Parameter | Acalabrutinib (n = 155) | IdR (n = 119) | BR (n = 36) |
---|---|---|---|
Time on study, median (range), mo | 46.5 (0.53–54.2) | 45.7 (0.03–53.0) | 44.5 (0.53–52.6) |
Patients who discontinued treatment, n (%) | 154 (100) | 118 (100) | 7 (20)a |
Reasons for treatment discontinuation, n (%) | |||
Planned study termination by sponsor | 74 (48) | 10 (8) | 0 |
Adverse eventb | 35 (23) | 73 (62) | 6 (17) |
Progressive disease | 34 (22) | 22 (19) | 1 (3) |
Death | 6 (4) | 2 (2) | 0 |
Investigator discretion | 1 (1) | 6 (5) | 0 |
Withdrawal of consent | 1 (1) | 1 (1) | 0 |
Lost to follow-up | 1 (1) | 0 | 0 |
Other | 2 (1) | 4 (3) | 0 |
Duration of treatment exposure, median (range),c mo | 44.2 (1.1–54.2) | 11.5 (0.1–52.3)d | 5.6 (1.0–7.1)e |
Relative dose intensity, median (range),c % | 99.1 (48.3–100.0) | 88.4 (46.6–100.0)d | 96.4 (14.5–102.5)e |
Received ≥6 IV treatment cycles,c n (%) | NA | 92 (78)f | 29 (83)e |
a80% of patients completed BR treatment.
bData for treatment discontinuations due to adverse events were captured from the treatment termination case report form.

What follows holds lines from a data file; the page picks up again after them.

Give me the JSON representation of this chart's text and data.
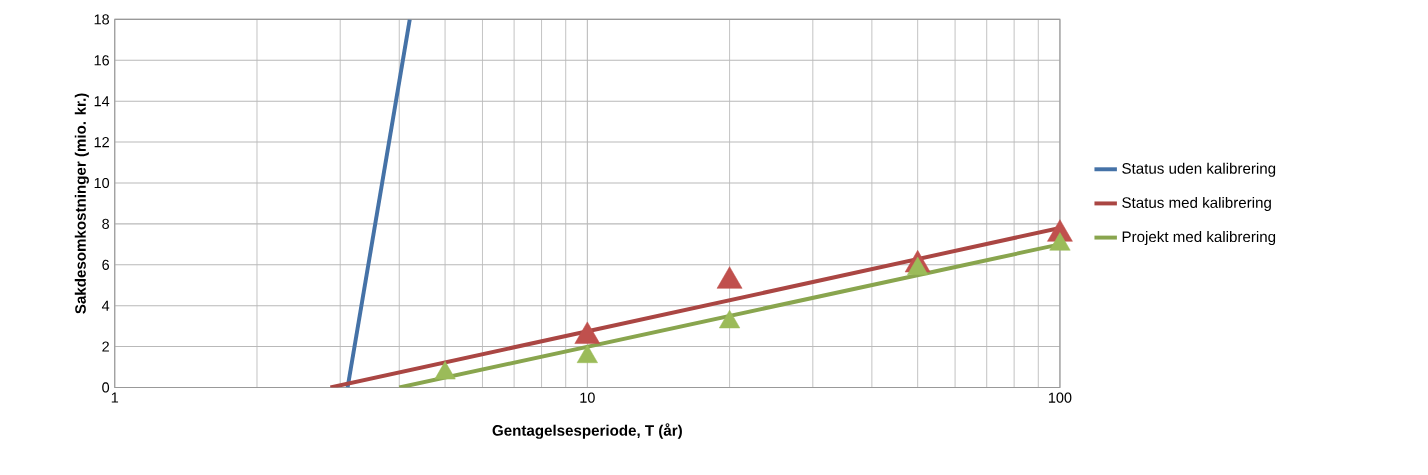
{
  "chart_data": {
    "type": "line",
    "xlabel": "Gentagelsesperiode, T (år)",
    "ylabel": "Sakdesomkostninger (mio. kr.)",
    "log": "x",
    "xlim": [
      1,
      100
    ],
    "xticks": [
      1,
      10,
      100
    ],
    "ylim": [
      0,
      18
    ],
    "yticks": [
      0,
      2,
      4,
      6,
      8,
      10,
      12,
      14,
      16,
      18
    ],
    "grid": true,
    "legend": "right",
    "line_style": "solid",
    "series": [
      {
        "name": "Status uden kalibrering",
        "color": "#4572a7",
        "x": [
          3.11,
          4.21
        ],
        "values": [
          0,
          18
        ]
      },
      {
        "name": "Status med kalibrering",
        "color": "#aa4643",
        "x": [
          2.86,
          100
        ],
        "values": [
          0,
          7.8
        ]
      },
      {
        "name": "Projekt med kalibrering",
        "color": "#89a54e",
        "x": [
          4.0,
          100
        ],
        "values": [
          0,
          7.0
        ]
      },
      {
        "type": "scatter",
        "marker": "triangle",
        "color": "#c0504d",
        "x": [
          10,
          20,
          50,
          100
        ],
        "values": [
          2.5,
          5.2,
          6.0,
          7.5
        ]
      },
      {
        "type": "scatter",
        "marker": "triangle",
        "color": "#9bbb59",
        "x": [
          5,
          10,
          20,
          50,
          100
        ],
        "values": [
          0.7,
          1.5,
          3.2,
          5.8,
          7.0
        ]
      }
    ]
  }
}
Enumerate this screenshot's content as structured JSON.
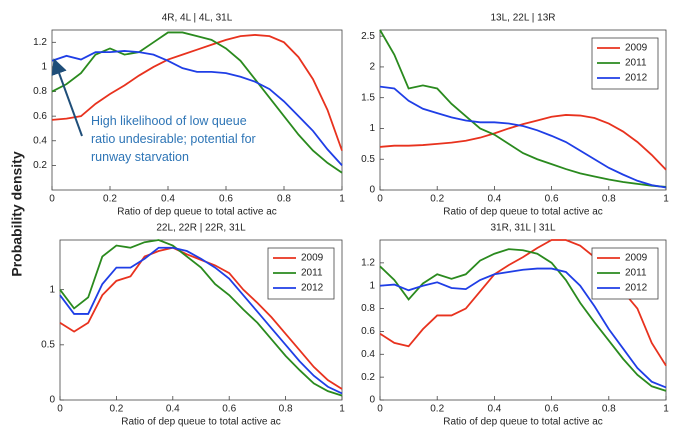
{
  "y_label": "Probability density",
  "chart_data": [
    {
      "type": "line",
      "title": "4R, 4L | 4L, 31L",
      "x_label": "Ratio of dep queue to total active ac",
      "annotation": [
        "High likelihood of low queue",
        "ratio undesirable; potential for",
        "runway starvation"
      ],
      "legend": false,
      "x": [
        0,
        0.05,
        0.1,
        0.15,
        0.2,
        0.25,
        0.3,
        0.35,
        0.4,
        0.45,
        0.5,
        0.55,
        0.6,
        0.65,
        0.7,
        0.75,
        0.8,
        0.85,
        0.9,
        0.95,
        1
      ],
      "xlim": [
        0,
        1
      ],
      "xticks": [
        0,
        0.2,
        0.4,
        0.6,
        0.8,
        1
      ],
      "ylim": [
        0,
        1.3
      ],
      "yticks": [
        0.2,
        0.4,
        0.6,
        0.8,
        1,
        1.2
      ],
      "series": [
        {
          "color": "#e8321e",
          "values": [
            0.57,
            0.58,
            0.6,
            0.7,
            0.78,
            0.85,
            0.93,
            1.0,
            1.06,
            1.1,
            1.14,
            1.18,
            1.22,
            1.25,
            1.26,
            1.25,
            1.2,
            1.08,
            0.9,
            0.65,
            0.32
          ]
        },
        {
          "color": "#2a8a1e",
          "values": [
            0.8,
            0.86,
            0.95,
            1.1,
            1.15,
            1.1,
            1.12,
            1.2,
            1.28,
            1.28,
            1.25,
            1.22,
            1.15,
            1.05,
            0.9,
            0.75,
            0.6,
            0.45,
            0.32,
            0.22,
            0.14
          ]
        },
        {
          "color": "#1f3ee6",
          "values": [
            1.05,
            1.09,
            1.06,
            1.12,
            1.12,
            1.13,
            1.12,
            1.1,
            1.05,
            0.99,
            0.96,
            0.96,
            0.95,
            0.92,
            0.88,
            0.82,
            0.72,
            0.6,
            0.48,
            0.33,
            0.2
          ]
        }
      ]
    },
    {
      "type": "line",
      "title": "13L, 22L | 13R",
      "x_label": "Ratio of dep queue to total active ac",
      "legend": true,
      "x": [
        0,
        0.05,
        0.1,
        0.15,
        0.2,
        0.25,
        0.3,
        0.35,
        0.4,
        0.45,
        0.5,
        0.55,
        0.6,
        0.65,
        0.7,
        0.75,
        0.8,
        0.85,
        0.9,
        0.95,
        1
      ],
      "xlim": [
        0,
        1
      ],
      "xticks": [
        0,
        0.2,
        0.4,
        0.6,
        0.8,
        1
      ],
      "ylim": [
        0,
        2.6
      ],
      "yticks": [
        0,
        0.5,
        1,
        1.5,
        2,
        2.5
      ],
      "series": [
        {
          "name": "2009",
          "color": "#e8321e",
          "values": [
            0.7,
            0.72,
            0.72,
            0.73,
            0.75,
            0.77,
            0.8,
            0.85,
            0.92,
            1.0,
            1.07,
            1.13,
            1.19,
            1.22,
            1.21,
            1.17,
            1.08,
            0.95,
            0.78,
            0.57,
            0.33
          ]
        },
        {
          "name": "2011",
          "color": "#2a8a1e",
          "values": [
            2.6,
            2.2,
            1.65,
            1.7,
            1.65,
            1.4,
            1.2,
            1.0,
            0.9,
            0.75,
            0.6,
            0.5,
            0.42,
            0.34,
            0.27,
            0.22,
            0.17,
            0.13,
            0.1,
            0.07,
            0.05
          ]
        },
        {
          "name": "2012",
          "color": "#1f3ee6",
          "values": [
            1.68,
            1.65,
            1.45,
            1.32,
            1.25,
            1.18,
            1.13,
            1.1,
            1.1,
            1.08,
            1.04,
            0.97,
            0.88,
            0.78,
            0.64,
            0.5,
            0.36,
            0.25,
            0.15,
            0.08,
            0.04
          ]
        }
      ]
    },
    {
      "type": "line",
      "title": "22L, 22R | 22R, 31L",
      "x_label": "Ratio of dep queue to total active ac",
      "legend": true,
      "x": [
        0,
        0.05,
        0.1,
        0.15,
        0.2,
        0.25,
        0.3,
        0.35,
        0.4,
        0.45,
        0.5,
        0.55,
        0.6,
        0.65,
        0.7,
        0.75,
        0.8,
        0.85,
        0.9,
        0.95,
        1
      ],
      "xlim": [
        0,
        1
      ],
      "xticks": [
        0,
        0.2,
        0.4,
        0.6,
        0.8,
        1
      ],
      "ylim": [
        0,
        1.45
      ],
      "yticks": [
        0,
        0.5,
        1
      ],
      "series": [
        {
          "name": "2009",
          "color": "#e8321e",
          "values": [
            0.7,
            0.62,
            0.7,
            0.95,
            1.08,
            1.12,
            1.3,
            1.35,
            1.38,
            1.32,
            1.27,
            1.22,
            1.15,
            1.0,
            0.88,
            0.75,
            0.6,
            0.45,
            0.3,
            0.18,
            0.1
          ]
        },
        {
          "name": "2011",
          "color": "#2a8a1e",
          "values": [
            1.0,
            0.83,
            0.93,
            1.3,
            1.4,
            1.38,
            1.43,
            1.45,
            1.4,
            1.3,
            1.2,
            1.05,
            0.95,
            0.82,
            0.7,
            0.55,
            0.4,
            0.27,
            0.15,
            0.08,
            0.04
          ]
        },
        {
          "name": "2012",
          "color": "#1f3ee6",
          "values": [
            0.95,
            0.78,
            0.78,
            1.05,
            1.2,
            1.2,
            1.28,
            1.38,
            1.38,
            1.35,
            1.28,
            1.2,
            1.1,
            0.95,
            0.8,
            0.65,
            0.5,
            0.35,
            0.22,
            0.12,
            0.06
          ]
        }
      ]
    },
    {
      "type": "line",
      "title": "31R, 31L | 31L",
      "x_label": "Ratio of dep queue to total active ac",
      "legend": true,
      "x": [
        0,
        0.05,
        0.1,
        0.15,
        0.2,
        0.25,
        0.3,
        0.35,
        0.4,
        0.45,
        0.5,
        0.55,
        0.6,
        0.65,
        0.7,
        0.75,
        0.8,
        0.85,
        0.9,
        0.95,
        1
      ],
      "xlim": [
        0,
        1
      ],
      "xticks": [
        0,
        0.2,
        0.4,
        0.6,
        0.8,
        1
      ],
      "ylim": [
        0,
        1.4
      ],
      "yticks": [
        0,
        0.2,
        0.4,
        0.6,
        0.8,
        1,
        1.2
      ],
      "series": [
        {
          "name": "2009",
          "color": "#e8321e",
          "values": [
            0.58,
            0.5,
            0.47,
            0.62,
            0.74,
            0.74,
            0.8,
            0.95,
            1.1,
            1.18,
            1.25,
            1.33,
            1.4,
            1.4,
            1.35,
            1.25,
            1.1,
            0.95,
            0.8,
            0.5,
            0.3
          ]
        },
        {
          "name": "2011",
          "color": "#2a8a1e",
          "values": [
            1.17,
            1.05,
            0.88,
            1.02,
            1.1,
            1.06,
            1.1,
            1.22,
            1.28,
            1.32,
            1.31,
            1.28,
            1.2,
            1.05,
            0.85,
            0.68,
            0.52,
            0.36,
            0.22,
            0.12,
            0.08
          ]
        },
        {
          "name": "2012",
          "color": "#1f3ee6",
          "values": [
            1.0,
            1.01,
            0.96,
            1.0,
            1.03,
            0.98,
            0.97,
            1.05,
            1.1,
            1.12,
            1.14,
            1.15,
            1.15,
            1.12,
            1.0,
            0.82,
            0.62,
            0.45,
            0.28,
            0.16,
            0.11
          ]
        }
      ]
    }
  ]
}
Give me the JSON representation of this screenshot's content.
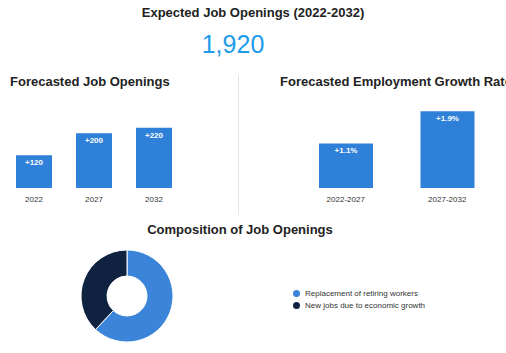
{
  "header": {
    "title": "Expected Job Openings (2022-2032)",
    "total": "1,920"
  },
  "chart_data": [
    {
      "type": "bar",
      "title": "Forecasted Job Openings",
      "categories": [
        "2022",
        "2027",
        "2032"
      ],
      "values": [
        120,
        200,
        220
      ],
      "value_labels": [
        "+120",
        "+200",
        "+220"
      ],
      "color": "#2f80d8",
      "ylim": [
        0,
        340
      ],
      "data_labels": true,
      "tick_labels": "x"
    },
    {
      "type": "bar",
      "title": "Forecasted Employment Growth Rate",
      "categories": [
        "2022-2027",
        "2027-2032"
      ],
      "values": [
        1.1,
        1.9
      ],
      "value_labels": [
        "+1.1%",
        "+1.9%"
      ],
      "color": "#2f80d8",
      "ylim": [
        0,
        2.3
      ],
      "data_labels": true,
      "tick_labels": "x"
    },
    {
      "type": "pie",
      "title": "Composition of Job Openings",
      "categories": [
        "Replacement of retiring workers",
        "New jobs due to economic growth"
      ],
      "values": [
        62,
        38
      ],
      "colors": [
        "#3a84d9",
        "#0f2340"
      ],
      "legend": "right"
    }
  ]
}
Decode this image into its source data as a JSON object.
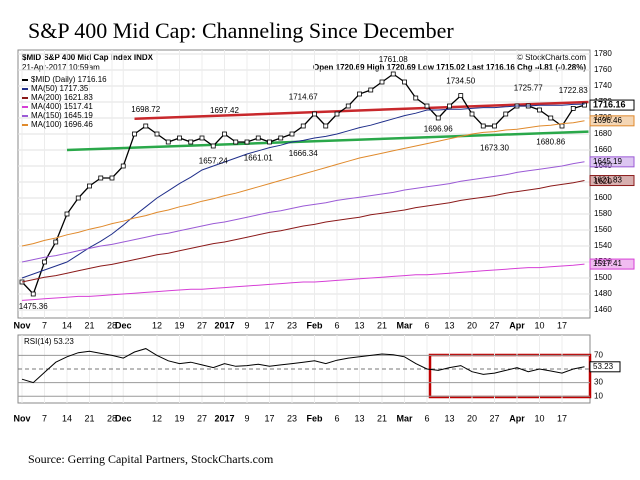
{
  "chart_data": {
    "type": "line",
    "title": "S&P 400 Mid Cap: Channeling Since December",
    "symbol_line": "$MID S&P 400 Mid Cap Index INDX",
    "copyright": "© StockCharts.com",
    "timestamp": "21-Apr-2017 10:59am",
    "quote": "Open 1720.69 High 1720.69 Low 1715.02 Last 1716.16 Chg -4.81 (-0.28%)",
    "source": "Source: Gerring Capital Partners, StockCharts.com",
    "categories": [
      "Nov",
      null,
      "7",
      null,
      "14",
      null,
      "21",
      null,
      "28",
      "Dec",
      null,
      null,
      "12",
      null,
      "19",
      null,
      "27",
      null,
      "2017",
      null,
      "9",
      null,
      "17",
      null,
      "23",
      null,
      "Feb",
      null,
      "6",
      null,
      "13",
      null,
      "21",
      null,
      "Mar",
      null,
      "6",
      null,
      "13",
      null,
      "20",
      null,
      "27",
      null,
      "Apr",
      null,
      "10",
      null,
      "17",
      null,
      null
    ],
    "ylim": [
      1450,
      1785
    ],
    "yticks": [
      1460,
      1480,
      1500,
      1520,
      1540,
      1560,
      1580,
      1600,
      1620,
      1640,
      1660,
      1680,
      1700,
      1720,
      1740,
      1760,
      1780
    ],
    "grid": true,
    "series": [
      {
        "name": "$MID (Daily) 1716.16",
        "color": "#000000",
        "tag": true,
        "values": [
          1495,
          1480,
          1520,
          1545,
          1580,
          1600,
          1615,
          1625,
          1625,
          1640,
          1680,
          1690,
          1680,
          1670,
          1675,
          1670,
          1675,
          1665,
          1680,
          1670,
          1670,
          1675,
          1670,
          1675,
          1680,
          1690,
          1705,
          1690,
          1705,
          1715,
          1730,
          1735,
          1745,
          1755,
          1745,
          1725,
          1715,
          1700,
          1715,
          1728,
          1705,
          1690,
          1690,
          1705,
          1715,
          1715,
          1710,
          1700,
          1690,
          1712,
          1716.16
        ]
      },
      {
        "name": "MA(50) 1717.35",
        "color": "#1f2e8a",
        "tag": false,
        "values": [
          1500,
          1505,
          1510,
          1515,
          1520,
          1529,
          1538,
          1546,
          1555,
          1566,
          1578,
          1589,
          1600,
          1609,
          1618,
          1626,
          1635,
          1640,
          1645,
          1650,
          1655,
          1659,
          1663,
          1666,
          1670,
          1672,
          1675,
          1677,
          1680,
          1684,
          1688,
          1691,
          1695,
          1699,
          1703,
          1706,
          1710,
          1710,
          1711,
          1711,
          1712,
          1713,
          1713,
          1714,
          1715,
          1715,
          1716,
          1716,
          1716,
          1717,
          1717.35
        ]
      },
      {
        "name": "MA(200) 1621.83",
        "color": "#8b1a1a",
        "tag": true,
        "values": [
          1495,
          1498,
          1501,
          1503,
          1506,
          1509,
          1512,
          1515,
          1517,
          1520,
          1523,
          1526,
          1529,
          1531,
          1534,
          1537,
          1540,
          1543,
          1545,
          1548,
          1551,
          1554,
          1557,
          1559,
          1562,
          1565,
          1567,
          1570,
          1572,
          1574,
          1576,
          1579,
          1581,
          1583,
          1585,
          1588,
          1590,
          1592,
          1594,
          1597,
          1599,
          1601,
          1603,
          1606,
          1608,
          1610,
          1612,
          1615,
          1617,
          1619,
          1621.83
        ]
      },
      {
        "name": "MA(400) 1517.41",
        "color": "#d63fd6",
        "tag": true,
        "values": [
          1472,
          1473,
          1474,
          1475,
          1476,
          1477,
          1477,
          1478,
          1479,
          1480,
          1481,
          1482,
          1483,
          1484,
          1485,
          1486,
          1486,
          1487,
          1488,
          1489,
          1490,
          1491,
          1492,
          1493,
          1494,
          1495,
          1495,
          1496,
          1497,
          1498,
          1499,
          1500,
          1501,
          1502,
          1503,
          1504,
          1504,
          1505,
          1506,
          1507,
          1508,
          1509,
          1510,
          1511,
          1512,
          1513,
          1513,
          1514,
          1515,
          1516,
          1517.41
        ]
      },
      {
        "name": "MA(150) 1645.19",
        "color": "#9b5bd6",
        "tag": true,
        "values": [
          1520,
          1523,
          1526,
          1528,
          1531,
          1534,
          1537,
          1540,
          1542,
          1545,
          1548,
          1551,
          1554,
          1556,
          1559,
          1562,
          1565,
          1568,
          1570,
          1573,
          1576,
          1579,
          1582,
          1584,
          1587,
          1590,
          1592,
          1594,
          1597,
          1599,
          1601,
          1603,
          1605,
          1607,
          1610,
          1612,
          1614,
          1616,
          1618,
          1621,
          1623,
          1625,
          1627,
          1629,
          1632,
          1634,
          1636,
          1638,
          1640,
          1643,
          1645.19
        ]
      },
      {
        "name": "MA(100) 1696.46",
        "color": "#e08a2c",
        "tag": true,
        "values": [
          1540,
          1543,
          1547,
          1550,
          1554,
          1557,
          1561,
          1564,
          1568,
          1571,
          1575,
          1578,
          1582,
          1585,
          1589,
          1592,
          1596,
          1599,
          1603,
          1606,
          1610,
          1614,
          1618,
          1622,
          1626,
          1630,
          1634,
          1638,
          1642,
          1646,
          1650,
          1653,
          1656,
          1659,
          1662,
          1665,
          1668,
          1671,
          1674,
          1677,
          1680,
          1682,
          1683,
          1685,
          1686,
          1688,
          1690,
          1691,
          1693,
          1694,
          1696.46
        ]
      }
    ],
    "trendlines": [
      {
        "color": "#c8282c",
        "values": [
          1699,
          1720
        ]
      },
      {
        "color": "#2aa84a",
        "values": [
          1660,
          1683
        ]
      }
    ],
    "annotations": [
      {
        "value": 1475.36,
        "label": "1475.36"
      },
      {
        "value": 1698.72,
        "label": "1698.72"
      },
      {
        "value": 1697.42,
        "label": "1697.42"
      },
      {
        "value": 1714.67,
        "label": "1714.67"
      },
      {
        "value": 1761.08,
        "label": "1761.08"
      },
      {
        "value": 1734.5,
        "label": "1734.50"
      },
      {
        "value": 1725.77,
        "label": "1725.77"
      },
      {
        "value": 1722.83,
        "label": "1722.83"
      },
      {
        "value": 1657.24,
        "label": "1657.24"
      },
      {
        "value": 1661.01,
        "label": "1661.01"
      },
      {
        "value": 1666.34,
        "label": "1666.34"
      },
      {
        "value": 1696.96,
        "label": "1696.96"
      },
      {
        "value": 1673.3,
        "label": "1673.30"
      },
      {
        "value": 1680.86,
        "label": "1680.86"
      }
    ],
    "rsi": {
      "name": "RSI(14) 53.23",
      "color": "#000000",
      "ylim": [
        0,
        100
      ],
      "yticks": [
        10,
        30,
        70
      ],
      "midline": 50,
      "values": [
        35,
        30,
        45,
        60,
        68,
        74,
        76,
        73,
        70,
        66,
        75,
        80,
        70,
        62,
        58,
        60,
        56,
        52,
        58,
        54,
        55,
        57,
        54,
        56,
        58,
        60,
        62,
        58,
        63,
        66,
        68,
        70,
        72,
        71,
        68,
        58,
        50,
        48,
        52,
        55,
        46,
        42,
        44,
        48,
        52,
        46,
        50,
        47,
        44,
        50,
        53.23
      ]
    }
  }
}
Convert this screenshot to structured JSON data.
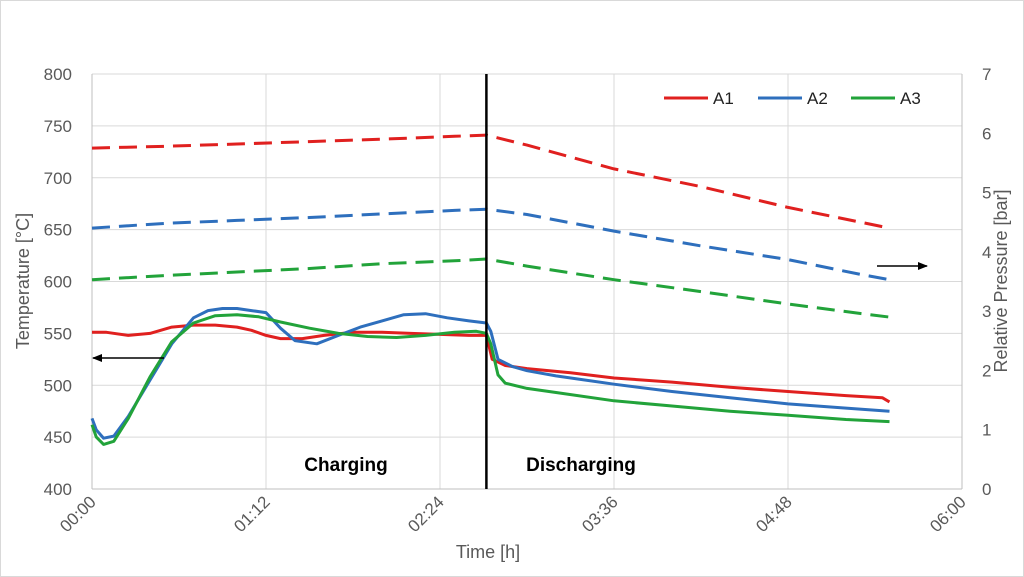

cThree patients were randomized but not treated (acalabrutinib, n = 1; IdR, n = 1; BR, n = 1) and are not included in the treatment exposure calculations.
dIdelalisib only.
eBendamustine only.
fRituximab only.
BR = bendamustine plus rituximab; IdR = idelalisib plus rituximab; IV = intravenous; NA = not applicable.